Try to develop a routine right from the beginning of the school year. Get in the habit of doing a little bit of study now, it will not only benefit your knowledge in the long run, but it will form a healthy habit which will become second nature to you as the exams loom. Parents should facilitate their kids study by providing a decent study space in the house and perhaps some quite study time in the evenings or weekends. Keep outside distractions to a minimum where possible.
2 Narrow down your area of focus
For those fortunate enough to know what they would like to do with their career after school this is not an issue but for those who have still not settled on a chosen career path then narrowing down the area, they would like to study in would be beneficial. Even just narrowing your options down to the area of study will help you focus and claim the LC year as your own. Think of it as goal setting – get a feel for the grades that may be required if you do decide to go into that field.
3 Know your key dates
All the dates for the CAO application process can be found on their website and additional informative dates can be found in the events calendar in the Qualifax website.
Timetable the year ahead so you don’t miss any of the key dates for exams, course applications, grant application deadlines and open days.
Parents or carers should also have a copy of this timetable as there may be information they need to provide by certain dates, such as SUSI grants.
4 Keep up with the workload
Pace yourself. It is a long haul until June and the closer it gets the more the workload will ramp up so don’t burn yourself out early.

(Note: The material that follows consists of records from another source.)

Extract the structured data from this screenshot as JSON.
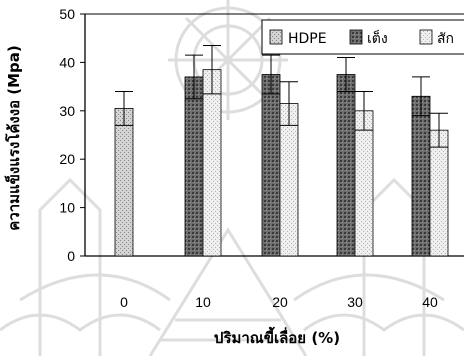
{
  "chart_data": {
    "type": "bar",
    "categories": [
      "0",
      "10",
      "20",
      "30",
      "40"
    ],
    "series": [
      {
        "name": "HDPE",
        "values": [
          30.5,
          null,
          null,
          null,
          null
        ],
        "errors": [
          3.5,
          null,
          null,
          null,
          null
        ]
      },
      {
        "name": "เต็ง",
        "values": [
          null,
          37,
          37.5,
          37.5,
          33
        ],
        "errors": [
          null,
          4.5,
          4,
          3.5,
          4
        ]
      },
      {
        "name": "สัก",
        "values": [
          null,
          38.5,
          31.5,
          30,
          26
        ],
        "errors": [
          null,
          5,
          4.5,
          4,
          3.5
        ]
      }
    ],
    "ylabel": "ความแข็งแรงโค้งงอ (Mpa)",
    "xlabel": "ปริมาณขี้เลื่อย (%)",
    "ylim": [
      0,
      50
    ],
    "yticks": [
      "0",
      "10",
      "20",
      "30",
      "40",
      "50"
    ],
    "grid": false,
    "legend": "top-right",
    "colors": {
      "HDPE": "#c8c8c8",
      "เต็ง": "#6a6a6a",
      "สัก": "#ededed",
      "watermark": "#d9d9d9"
    }
  }
}
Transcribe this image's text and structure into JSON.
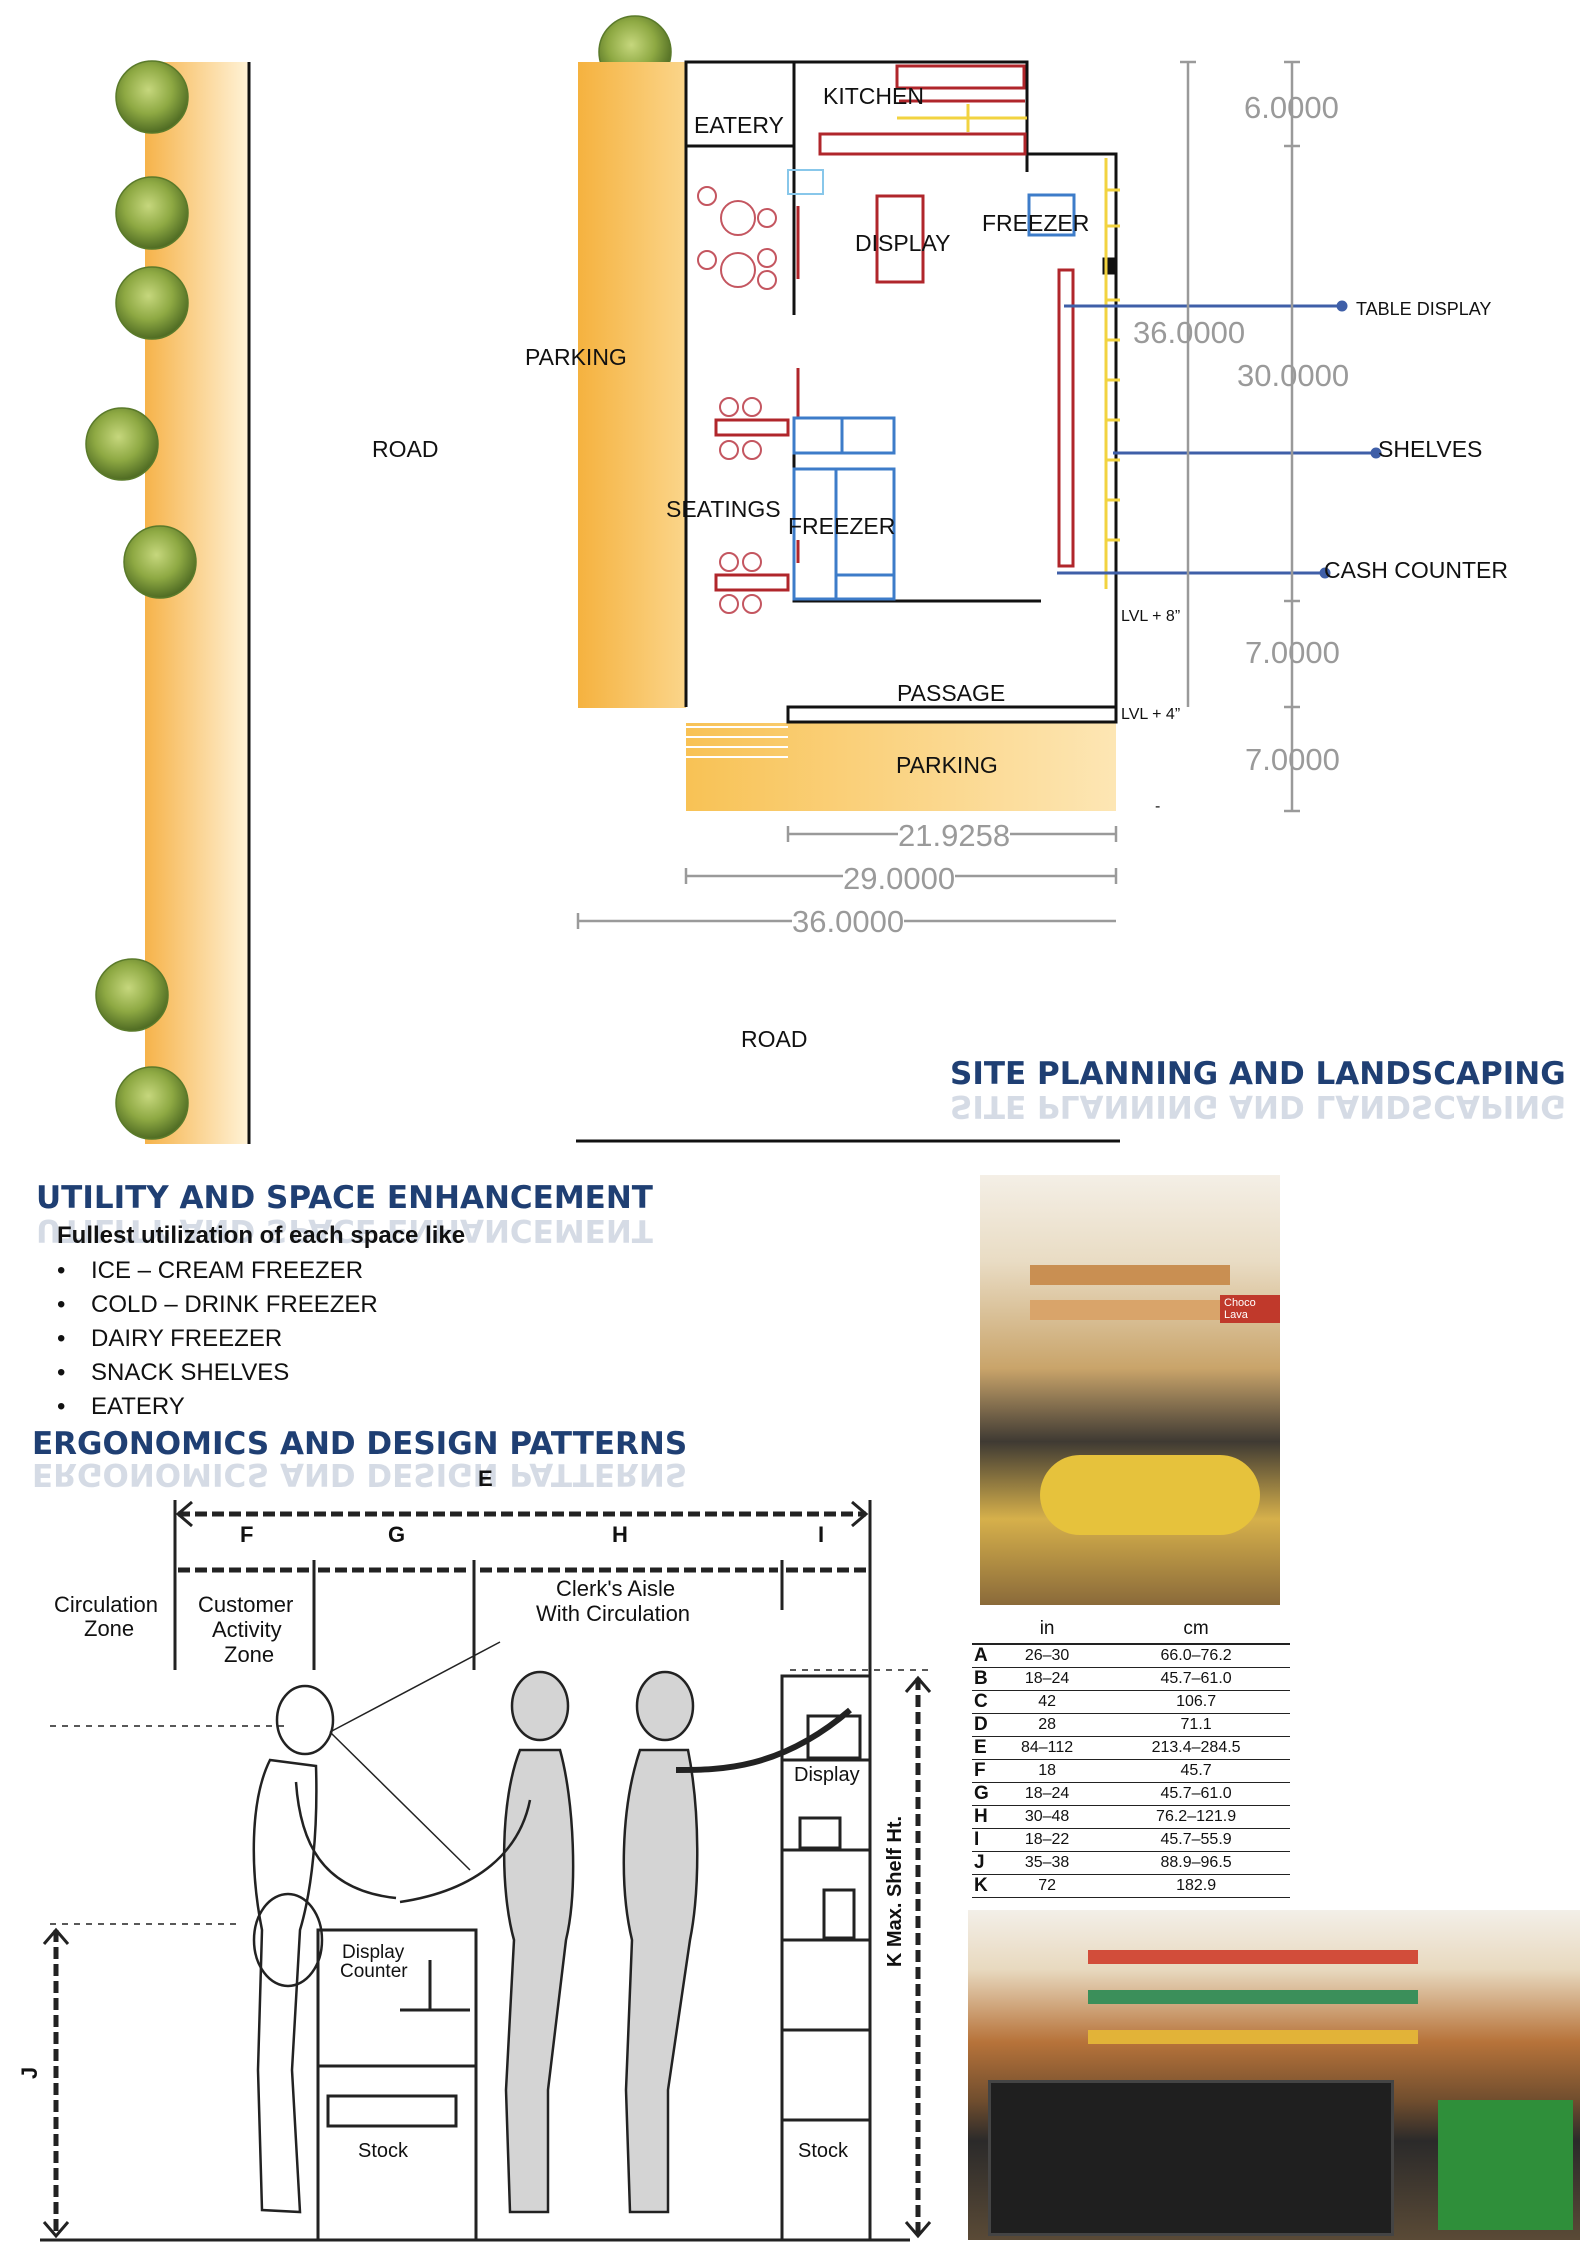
{
  "site_plan": {
    "labels": {
      "road_left": "ROAD",
      "road_bottom": "ROAD",
      "parking_side": "PARKING",
      "parking_front": "PARKING",
      "eatery": "EATERY",
      "kitchen": "KITCHEN",
      "display": "DISPLAY",
      "freezer_top": "FREEZER",
      "freezer_mid": "FREEZER",
      "seatings": "SEATINGS",
      "passage": "PASSAGE",
      "table_display": "TABLE DISPLAY",
      "shelves": "SHELVES",
      "cash_counter": "CASH COUNTER",
      "level_8": "LVL + 8”",
      "level_4": "LVL + 4”",
      "dash": "-"
    },
    "dimensions": {
      "d_6": "6.0000",
      "d_36_inner": "36.0000",
      "d_30": "30.0000",
      "d_7a": "7.0000",
      "d_7b": "7.0000",
      "d_21": "21.9258",
      "d_29": "29.0000",
      "d_36_bottom": "36.0000"
    },
    "heading": "SITE PLANNING AND LANDSCAPING",
    "colors": {
      "orange": "#f7b640",
      "wall": "#111111",
      "red_furniture": "#b0262b",
      "blue_freezer": "#3d7cc9",
      "yellow_shelf": "#f2d340",
      "leader": "#3f5fa8"
    }
  },
  "utility": {
    "heading": "UTILITY AND SPACE ENHANCEMENT",
    "subtitle": "Fullest utilization of each space like",
    "items": [
      "ICE – CREAM FREEZER",
      "COLD – DRINK FREEZER",
      "DAIRY FREEZER",
      "SNACK SHELVES",
      "EATERY"
    ]
  },
  "ergonomics": {
    "heading": "ERGONOMICS AND DESIGN PATTERNS",
    "drawing_labels": {
      "e": "E",
      "f": "F",
      "g": "G",
      "h": "H",
      "i": "I",
      "j": "J",
      "circulation_1": "Circulation",
      "circulation_2": "Zone",
      "customer_1": "Customer",
      "customer_2": "Activity",
      "customer_3": "Zone",
      "clerk_1": "Clerk's Aisle",
      "clerk_2": "With Circulation",
      "display": "Display",
      "display_counter_1": "Display",
      "display_counter_2": "Counter",
      "stock_left": "Stock",
      "stock_right": "Stock",
      "shelf": "K Max. Shelf Ht."
    },
    "table": {
      "headers": [
        "in",
        "cm"
      ],
      "rows": [
        {
          "key": "A",
          "in": "26–30",
          "cm": "66.0–76.2"
        },
        {
          "key": "B",
          "in": "18–24",
          "cm": "45.7–61.0"
        },
        {
          "key": "C",
          "in": "42",
          "cm": "106.7"
        },
        {
          "key": "D",
          "in": "28",
          "cm": "71.1"
        },
        {
          "key": "E",
          "in": "84–112",
          "cm": "213.4–284.5"
        },
        {
          "key": "F",
          "in": "18",
          "cm": "45.7"
        },
        {
          "key": "G",
          "in": "18–24",
          "cm": "45.7–61.0"
        },
        {
          "key": "H",
          "in": "30–48",
          "cm": "76.2–121.9"
        },
        {
          "key": "I",
          "in": "18–22",
          "cm": "45.7–55.9"
        },
        {
          "key": "J",
          "in": "35–38",
          "cm": "88.9–96.5"
        },
        {
          "key": "K",
          "in": "72",
          "cm": "182.9"
        }
      ]
    },
    "photo_badge": "Choco Lava"
  }
}
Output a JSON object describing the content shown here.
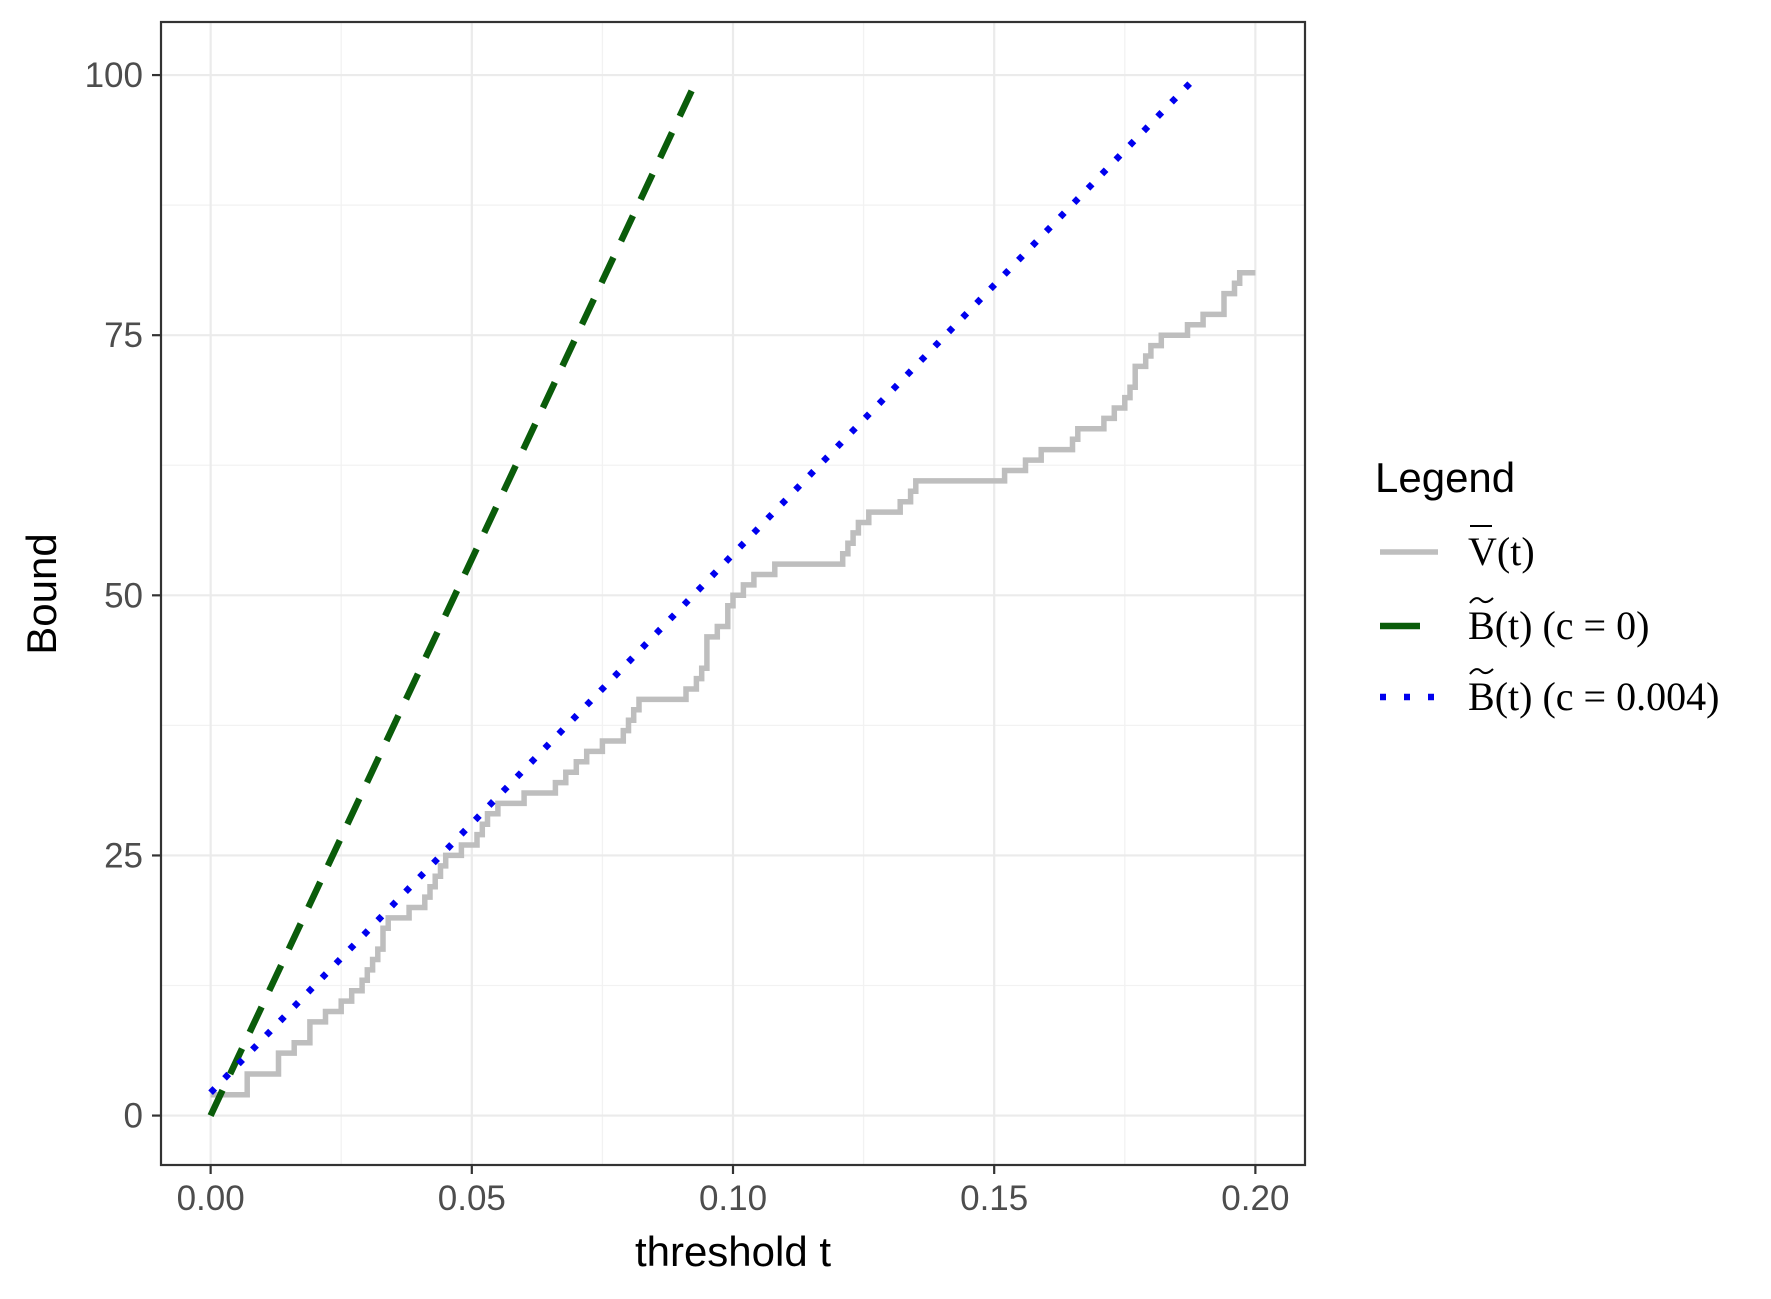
{
  "chart_data": {
    "type": "line",
    "title": "",
    "xlabel": "threshold t",
    "ylabel": "Bound",
    "xlim": [
      -0.0095,
      0.2095
    ],
    "ylim": [
      -4.75,
      105.1
    ],
    "x_ticks": [
      0.0,
      0.05,
      0.1,
      0.15,
      0.2
    ],
    "x_tick_labels": [
      "0.00",
      "0.05",
      "0.10",
      "0.15",
      "0.20"
    ],
    "y_ticks": [
      0,
      25,
      50,
      75,
      100
    ],
    "y_tick_labels": [
      "0",
      "25",
      "50",
      "75",
      "100"
    ],
    "grid": true,
    "legend": {
      "title": "Legend",
      "placement": "right",
      "entries": [
        {
          "main": "V",
          "rest": "(t)",
          "accent": "bar"
        },
        {
          "main": "B",
          "rest": "(t) (c = 0)",
          "accent": "tilde"
        },
        {
          "main": "B",
          "rest": "(t) (c = 0.004)",
          "accent": "tilde"
        }
      ]
    },
    "series": [
      {
        "key": "V",
        "color": "#bebebe",
        "style": "solid",
        "step": true,
        "x": [
          0.0,
          0.003,
          0.007,
          0.013,
          0.016,
          0.019,
          0.022,
          0.025,
          0.027,
          0.029,
          0.03,
          0.031,
          0.032,
          0.033,
          0.034,
          0.035,
          0.038,
          0.041,
          0.042,
          0.043,
          0.044,
          0.045,
          0.048,
          0.051,
          0.052,
          0.053,
          0.055,
          0.057,
          0.06,
          0.066,
          0.068,
          0.07,
          0.072,
          0.073,
          0.075,
          0.079,
          0.08,
          0.081,
          0.082,
          0.083,
          0.091,
          0.093,
          0.094,
          0.095,
          0.097,
          0.099,
          0.1,
          0.102,
          0.104,
          0.106,
          0.108,
          0.112,
          0.121,
          0.122,
          0.123,
          0.124,
          0.126,
          0.128,
          0.132,
          0.134,
          0.135,
          0.136,
          0.138,
          0.139,
          0.152,
          0.156,
          0.159,
          0.165,
          0.166,
          0.171,
          0.173,
          0.175,
          0.176,
          0.177,
          0.179,
          0.18,
          0.181,
          0.182,
          0.184,
          0.187,
          0.19,
          0.194,
          0.196,
          0.197,
          0.198,
          0.2
        ],
        "y": [
          2,
          2,
          4,
          6,
          7,
          9,
          10,
          11,
          12,
          13,
          14,
          15,
          16,
          18,
          19,
          19,
          20,
          21,
          22,
          23,
          24,
          25,
          26,
          27,
          28,
          29,
          30,
          30,
          31,
          32,
          33,
          34,
          35,
          35,
          36,
          37,
          38,
          39,
          40,
          40,
          41,
          42,
          43,
          46,
          47,
          49,
          50,
          51,
          52,
          52,
          53,
          53,
          54,
          55,
          56,
          57,
          58,
          58,
          59,
          60,
          61,
          61,
          61,
          61,
          62,
          63,
          64,
          65,
          66,
          67,
          68,
          69,
          70,
          72,
          73,
          74,
          74,
          75,
          75,
          76,
          77,
          79,
          80,
          81,
          81,
          81
        ]
      },
      {
        "key": "B0",
        "color": "#0a5c0a",
        "style": "dashed",
        "x": [
          0.0,
          0.0935
        ],
        "y": [
          0,
          100
        ]
      },
      {
        "key": "B004",
        "color": "#0000ee",
        "style": "dotted",
        "x": [
          0.0,
          0.189
        ],
        "y": [
          2.2,
          100
        ]
      }
    ]
  }
}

It’s a marathon, not a sprint so no sudden bursts at the end, the routine you develop early on should help combat that. Start as you mean to go on and keep up with the workload, so you don’t feel overwhelmed by the time mocks and final exams come around.
5 Lead a good lifestyle
Balancing study with exercise, decent sleep and exercise will help to reduce stress. Try to keep exercise and a good night’s sleep in your routine, it’s important for stress levels especially during crunch times before exams.
6 Don’t panic
Remember, if you don’t get the course you want, it’s not the end of the world, it is not the totality of your life. Helen would like to point out that she graduated at 52 and is now in a dream job helping others to realise theirs.